Règlement de comptes ?
Les Congolais, eux, s’interrogent aussi sur les motivations de la procédure. Les avis divergent, y compris sur les réseaux sociaux. Si certains saluent « la lutte contre la corruption », d’autres fustigent « un procès politique ou un règlement de comptes ».
Les relations entre l’accusé Mutamba et l’accusateur Mvonde se sont notamment invités dans les débats. Car en novembre 2024, le ministre de la Justice avait initié des enquêtes sur l’acquisition, par le procureur général de la cour de cassation, d’un bien immobilier d’une valeur de 900.000 euros, à Bruxelles. Dans une correspondance datée du 10 juin, Mutamba mentionne cette affaire. Il récuse ainsi le procureur Mvonde et tous les magistrats de son bureau, et dénonce « un acharnement et un complot politique ». Redoutant « un règlement de compte », le jeune ministre affirme vouloir « empêcher la partialité » et bénéficier d’une « instruction juste ».
Dans sa lettre de démission adressée au président Tshisekedi, le 17 juin, Mutamba clame son innocence. « Je suis surpris par un coup de poignard dans le dos », regrette-t-il. « Je n’ai jamais compromis mes valeurs et je ne le ferai pas. Je n’ai pris aucun dollar de l’État », assure-t-il.
« Ils doivent tous répondre de leurs actes »
Au sein de la société civile, on n’a pas tardé à réagir. Le mouvement Lucha (Lutte pour le changement) a appelé, le 16 juin, à la démission de Mutamba, mais aussi à l’audit des deux établissements publics dédiés à la réparation de victimes : le Fonds national de réparation des victimes (Fonarev) et le Frivao. Les deux institutions sont « systématiquement utilisées pour siphonner l’argent public au profit de quelques individus haut placés », dénonce le mouvement citoyen, ce qui constitue « une insulte à la mémoire des victimes et un supplice de plus pour les survivants ».

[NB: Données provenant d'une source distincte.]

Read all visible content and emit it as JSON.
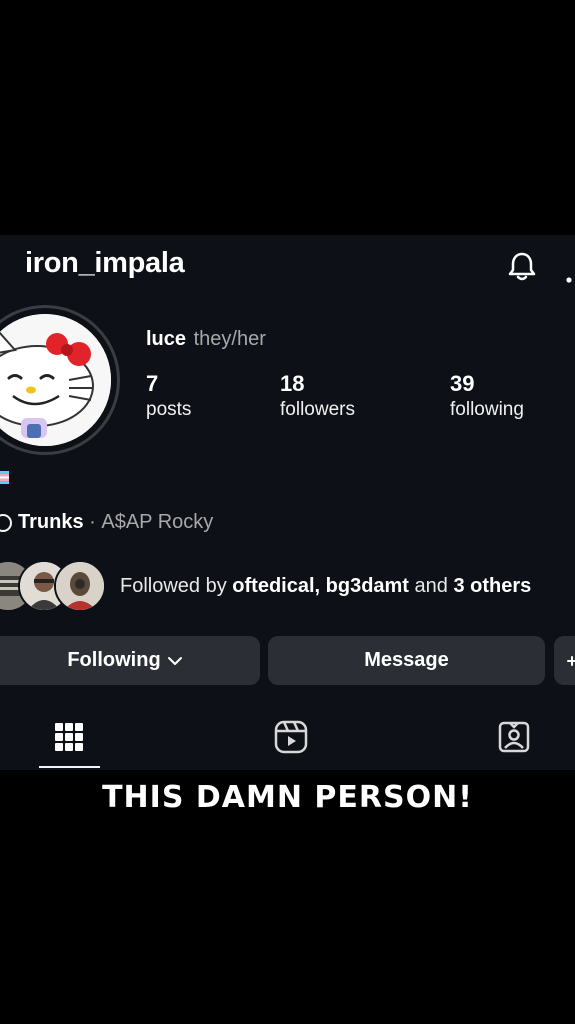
{
  "header": {
    "username": "iron_impala",
    "notifications_icon": "bell-icon",
    "more_icon": "more-vertical-icon"
  },
  "profile": {
    "display_name": "luce",
    "pronouns": "they/her",
    "stats": [
      {
        "value": "7",
        "label": "posts"
      },
      {
        "value": "18",
        "label": "followers"
      },
      {
        "value": "39",
        "label": "following"
      }
    ],
    "music": {
      "track": "Trunks",
      "separator": "·",
      "artist": "A$AP Rocky"
    },
    "followed_by": {
      "prefix": "Followed by ",
      "names": "oftedical, bg3damt",
      "middle": " and ",
      "others": "3 others"
    }
  },
  "buttons": {
    "following": "Following",
    "message": "Message"
  },
  "tabs": [
    {
      "icon": "grid-icon",
      "active": true
    },
    {
      "icon": "reels-icon",
      "active": false
    },
    {
      "icon": "tagged-icon",
      "active": false
    }
  ],
  "caption": "THIS DAMN PERSON!",
  "colors": {
    "background": "#0d1117",
    "button": "#2b2f35",
    "muted_text": "#a8a8a8"
  }
}
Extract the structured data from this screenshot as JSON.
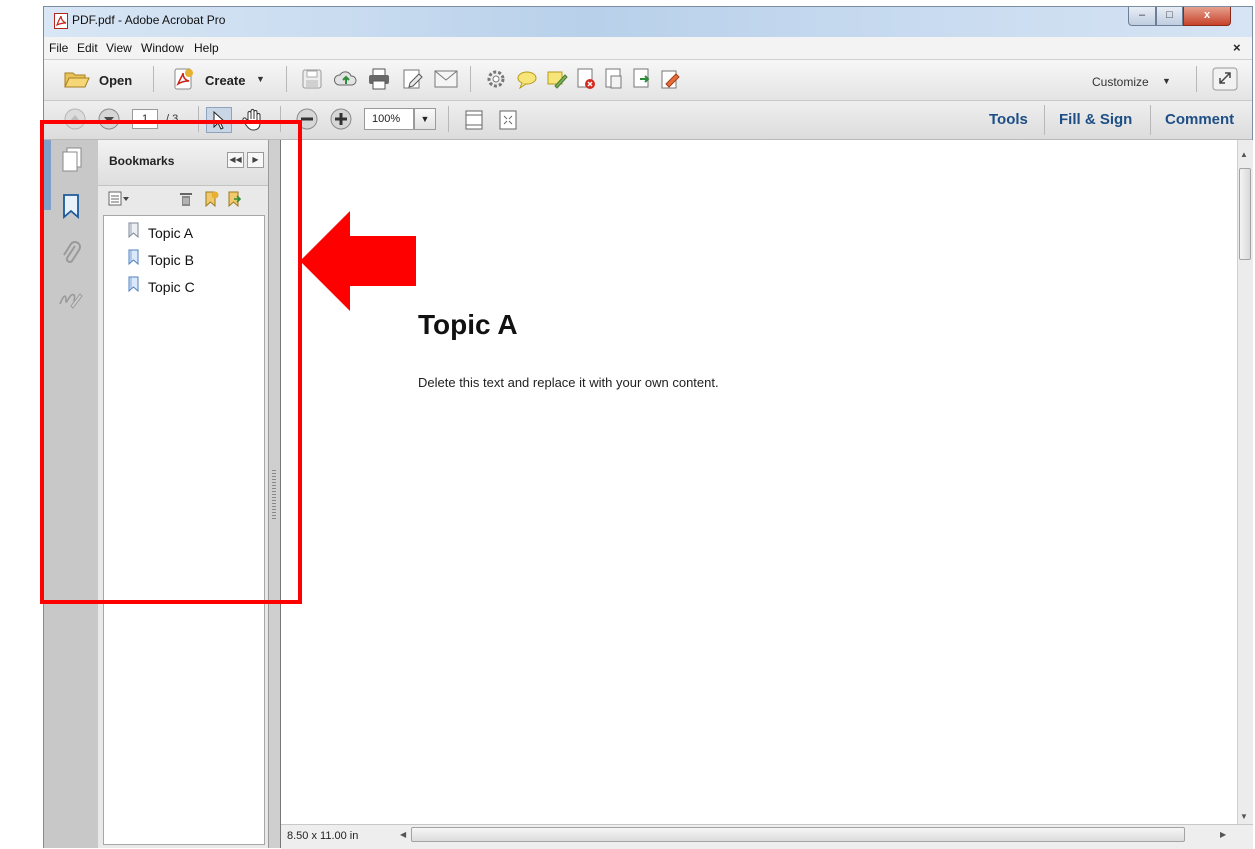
{
  "window": {
    "title": "PDF.pdf - Adobe Acrobat Pro",
    "controls": {
      "minimize": "–",
      "maximize": "□",
      "close": "x"
    }
  },
  "menu": {
    "items": [
      "File",
      "Edit",
      "View",
      "Window",
      "Help"
    ],
    "close_label": "×"
  },
  "toolbar": {
    "open_label": "Open",
    "create_label": "Create",
    "customize_label": "Customize"
  },
  "navigation": {
    "page_number": "1",
    "page_total": "/ 3",
    "zoom": "100%"
  },
  "panes": {
    "tools": "Tools",
    "fill_sign": "Fill & Sign",
    "comment": "Comment"
  },
  "bookmarks": {
    "title": "Bookmarks",
    "items": [
      "Topic A",
      "Topic B",
      "Topic C"
    ]
  },
  "document": {
    "heading": "Topic A",
    "body": "Delete this text and replace it with your own content."
  },
  "status": {
    "page_size": "8.50 x 11.00 in"
  },
  "colors": {
    "annotation": "#ff0000",
    "pane_link": "#1d4f86"
  }
}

Pour le centre de recherche en finances publiques et développement local (CREFDL), les poursuites contre Mutamba constituent un geste positif. Cependant, il faut aller jusqu’au bout, estime son coordonnateur national, Valery Madianga, interrogé par Justice Info. « Il faudrait que la justice soit transparente dans les processus. Il faut aussi poursuivre l’entreprise qui avait indûment gagné le marché et tous ceux qui ont travaillé dans le circuit de la dépense publique mais aussi ceux qui ont favorisé le paiement. Il n’est pas question que seul le ministre soit devant la barre mais plutôt tout le système qui a fonctionné pour qu’on en arrive là. Ils doivent tous répondre de leurs actes », martèle Madianga.